I caught T singing Whitney Houston to H today. We might need to set some parameters on acceptable baby lullaby songs.

Facebook has gotten hold of me

Two non-baby posts in a day.

A "friend" invited me to join facebook a few weeks back. They obviously didn't know about my compulsive behavior when it comes to things like this. I have spent an inordinate amount of time the past couple of days adding friends, poking friends, looking at apps etc. It reminds me back when I got Animal Crossing for the Game Cube. I spent all my waking hours playing with my guy. It's almost like I have two children now. Aaaaarggghhh. What have I done?!?!

RIP: Chip Reese

A rare non-baby related post. Chip Reese dead at 56. I never met the man. I did glance at him in Bobby's Room at the Bellagio once.

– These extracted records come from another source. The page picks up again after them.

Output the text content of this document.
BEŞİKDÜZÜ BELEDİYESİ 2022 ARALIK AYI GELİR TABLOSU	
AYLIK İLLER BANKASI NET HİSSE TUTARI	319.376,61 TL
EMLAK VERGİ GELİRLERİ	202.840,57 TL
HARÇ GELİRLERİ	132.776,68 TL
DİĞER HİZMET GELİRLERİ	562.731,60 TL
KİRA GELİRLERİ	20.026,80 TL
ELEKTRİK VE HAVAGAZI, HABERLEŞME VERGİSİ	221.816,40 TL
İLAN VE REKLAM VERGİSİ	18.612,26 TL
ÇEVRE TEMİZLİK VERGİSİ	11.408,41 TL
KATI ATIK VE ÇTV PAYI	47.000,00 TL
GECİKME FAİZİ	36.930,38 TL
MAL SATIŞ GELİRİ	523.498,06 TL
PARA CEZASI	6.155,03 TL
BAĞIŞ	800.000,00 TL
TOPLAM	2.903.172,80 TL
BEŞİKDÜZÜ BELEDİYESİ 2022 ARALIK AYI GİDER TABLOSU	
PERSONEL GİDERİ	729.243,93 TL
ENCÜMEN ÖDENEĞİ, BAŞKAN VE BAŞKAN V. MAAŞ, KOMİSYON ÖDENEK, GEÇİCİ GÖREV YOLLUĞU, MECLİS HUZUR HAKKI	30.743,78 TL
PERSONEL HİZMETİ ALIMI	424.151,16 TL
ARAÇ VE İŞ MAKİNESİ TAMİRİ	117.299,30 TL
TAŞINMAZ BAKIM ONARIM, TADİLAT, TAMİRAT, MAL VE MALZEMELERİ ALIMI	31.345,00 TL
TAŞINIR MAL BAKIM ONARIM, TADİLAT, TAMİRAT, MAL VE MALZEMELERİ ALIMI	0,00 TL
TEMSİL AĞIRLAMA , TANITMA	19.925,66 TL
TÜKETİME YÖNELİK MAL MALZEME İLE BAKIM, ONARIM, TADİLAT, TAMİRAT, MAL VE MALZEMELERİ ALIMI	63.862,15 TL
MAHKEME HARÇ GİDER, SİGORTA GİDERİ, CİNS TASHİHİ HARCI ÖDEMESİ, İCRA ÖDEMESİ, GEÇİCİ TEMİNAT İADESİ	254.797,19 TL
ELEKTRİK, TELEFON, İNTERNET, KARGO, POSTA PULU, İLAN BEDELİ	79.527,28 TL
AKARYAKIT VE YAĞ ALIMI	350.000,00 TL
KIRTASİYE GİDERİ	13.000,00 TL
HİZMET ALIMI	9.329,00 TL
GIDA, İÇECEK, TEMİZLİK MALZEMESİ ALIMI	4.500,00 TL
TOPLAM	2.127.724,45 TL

http://news.yahoo.com/s/ap/20071205/ap_on_re_us/obit_reese

My biggest fears

Often times I'll be sitting in the rocking chair trying to lull the baby to sleep. I can only remember the lyrics to a few lullabies so I start singing Queen, Led Zeplin, Steve Miller or whatever song I know the words to. I don't know that Bohemian Rhapsody has ever been included on a lullaby CD but it does seem to work. I don't do the head banging a la Wayne's World though.

As I sit there, did I mention that it usually is in the wee hours of the morning? looking at this beautiful child, I try to comprehend that this little guy is going to grow up to be a boy and then a man. And I try to think about what he'll be when he grows up.

Now, I know I can only do so much-- give him a strong foundation, try to teach him right from wrong, to respect others yada yada yada.. I know that ultimately I don't have a lot of control over what he'll become and what his aspirations will be.

HOWEVER, I have come up with a list of certain scenarios where I will not hesitate to disown him:
1. He becomes a conservative republican. Especially if he is anti-gay or anti-abortion.
2. He becomes a born again Christian. I think his mother and I did quite well giving birth to him the first time. If he feels he needs to be born again, well he can find new parents.
3. He becomes a corporate lawyer. Unless he donates lots of money/time to worthy charities.
4. He becomes the dictator of a country and oppresses the masses.

Besides that, I'll always love him unconditionally.